Industrial-scale dairy farming first came to British shores five years ago when plans were put forward for a 8,100-cow facility at Nocton in Lincolnshire. The proposals were eventually dropped following an outcry over the scale of the facility and concerns that waste could pollute water supplies.
But campaigners argue that large-scale dairy farming is being introduced to Britain by stealth with a succession of farms where herd sizes have been increased incrementally and structures built to house cows which have only been given planning permission retrospectively.
The Department for Environment, Food and Rural Affairs (Defra) does not collect data on the number of the dairy farms which operate intensively.
But using information from sources including FOI requests and trade journals, The Independent has established there are now at least 20 CAFO-style farms with herds of 700 cows or more which are kept indoors the year round in many cases and 50 similar sites with smaller herds. The farms are centred around the traditional centres of Britain’s dairy industry in the South West and North West England.
“Mega-dairies” were first established in America, where the largest house as many as 36,000 cows and are held up as models of modern farming by recycling waste to produce natural gas and fertilisers.
Supporters of the system say it allows cows to be kept in high-quality conditions and fed a precise mixture of nutrients while reducing the incidence of diseases such as mastitis.
But opponents are sharply critical, saying the removal of cows from their natural environment in large numbers and placing them in manmade sheds places an excessive burden both on the welfare of the animals and the surrounding environment.

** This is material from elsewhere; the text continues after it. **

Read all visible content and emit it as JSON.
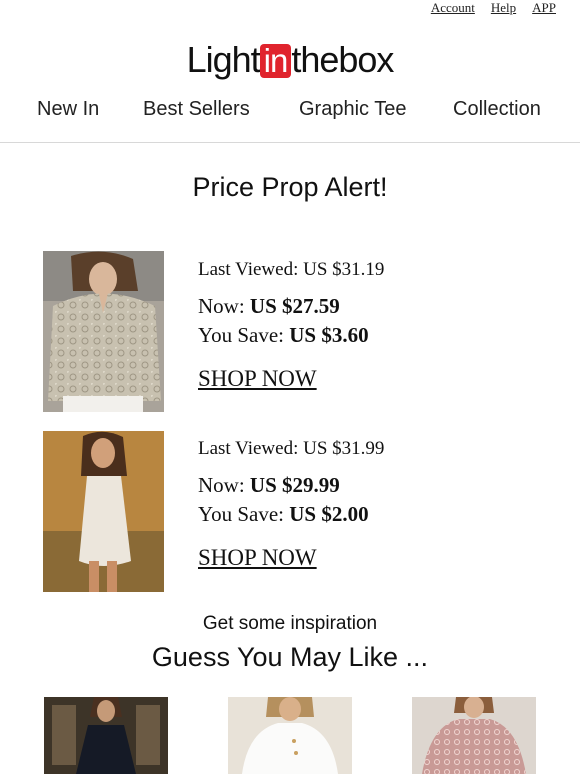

Campaigners living close to some CAFO-type dairies have complained of sharp increases in traffic and fields spread with slurry generated by thousands of cows at a time being turned into “open sewers”. The claims are disputed by farmers who say they use systems which inject rather than spray waste.
Campaign group World Animal Protection said The Independent’s investigation highlighted the risks of allowing intensification in the dairy sector to continue unchecked.
Ian Woodhurst, of WAP, said: “This means increasing numbers of cows will spend the majority, if not all, of their lives housed in sheds.”
The industry rejects such claims, pointing out that only around ten per cent of Britain’s 1.8m dairy cows live in herds larger than 500 and the traditional methods of putting cows out to pasture between spring and autumn remains in place. The average size of a UK dairy herd is 125.
Mike King, vice chairman of the Royal Association of British Dairy Farmers, said: “The move towards larger scale dairies is inevitable given the economics and price pressure within the dairy farming sector. However, this trend should not lead to the demise of smaller efficient family farms.” The Government said that an over-supply of milk on the world market was partly to blame for the sharp fall in milk prices and therefore increasing production was “not the answer”.
A Defra spokesman said: “It’s about increasing the great things we do with that liquid milk, such as turning it into higher value products like cheese. In turn we’re working to support the industry by opening up new export markets.”